Ce nom et cette idée (assez débile, je l'admet), m'est venue par la constatation que deux consoles bien connues ont été dotées d'accessoires permettant de jouer aux jeux d'une autre de la même firme.
Par exemple, il y avait une cartouche pour Super NES appelée la Super Gameboy, qui permettait de jouer aux jeux Gameboy sur sa télé.
Chez Sega il était possible de faire l'inverse en utilisant un adaptateur pour jouer aux jeux Master System sur Game Gear, et 30 ans plus tard, l'inverse grâce au Gear Master d'Apocalypse.
Qu'en est-il chez SNK ? Que dalle. Même pas l'ombre d'un prototype. Avec la réputation de la NeoGeo AES, le rendu primitif des jeux NGPC, et le marché très limité, l'idée n'a même pas du leur traverser l'esprit.
Le fonctionnement
Chez Sega, il n'y a pas eu grand chose a faire pour permettre aux jeux Master System de tourner sur Game Gear, car celle-ci n'est qu'une Master System modifiée. Plus tard, pour faire fonctionner les jeux Master System sur Megadrive grâce a un adaptateur complètement passif, le processeur vidéo de la Megadrive avait été conçu avec un mode rétrocompatible pour cette raison, et le Z80 normalement utilise pour le son était utilise comme processeur principal.
Chez Nintendo, les choses étaient bien plus complexes car la Super NES n'avait pas été prévue pour faire fonctionner des jeux Gameboy, a cause de l'architecture complètement différente.
L'émulation ? Avec un processeur si lent que celui de la SNES et avec un jeu d'instruction tout aussi incompatible (Z80 vs. 65C816), c'était tout simplement pas possible.
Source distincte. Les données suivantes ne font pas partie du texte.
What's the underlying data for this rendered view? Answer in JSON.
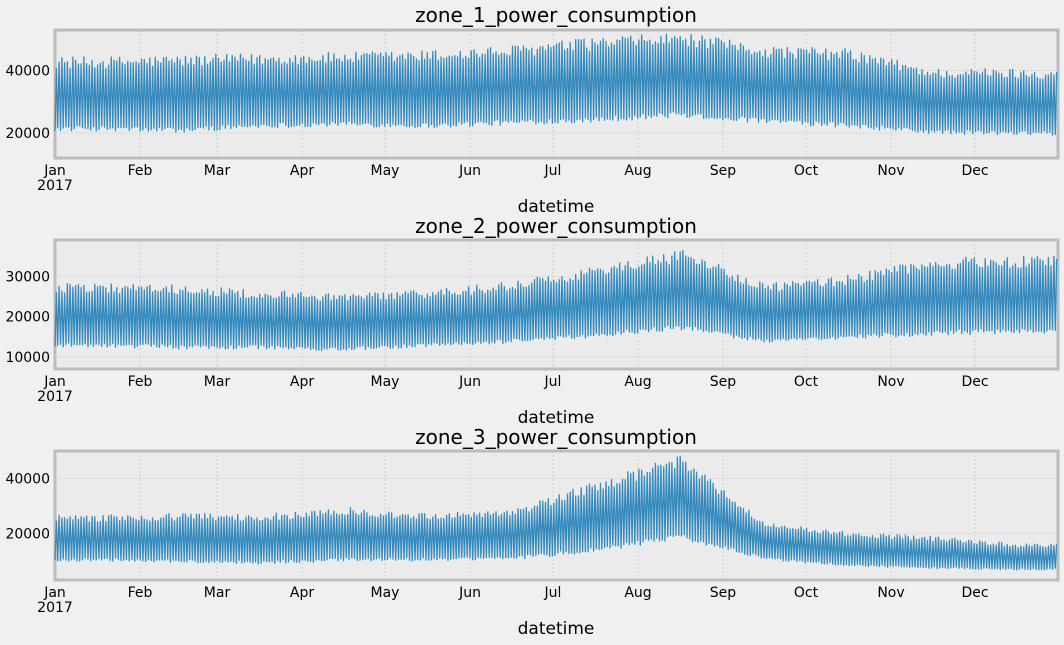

En plus, il aurait fallu tester chaque jeu pour vérifier sa compatibilité, avec tous les corner cases et la gestion des bugs hardware, ce qui n'aurait eu aucune chance de mener a un produit abordable et fiable.
La solution a été pour eux d'intégrer le processeur d'une vraie Gameboy dans la cartouche Super Gameboy, et de simuler son environnement normal grâce a un chip additionnel permettant de récupérer l'image produite depuis les connections qui servaient a l'afficheur LCD, et de communiquer avec la SNES. Dingue ? Pas tant que ca, c'est une solution qui permet d'assurer la plus grande compatibilité (le processeur est en tout points identique, a l'exception de la ROM de démarrage), et qui ne devait pas coûter bien cher. Il leur a "seulement" fallu développer un circuit capable d'inscrire dans une RAM les images, et de les faire copier par DMA par la SNES pour les passer a l'écran, comme si elles provenaient d'une cartouche ROM classique.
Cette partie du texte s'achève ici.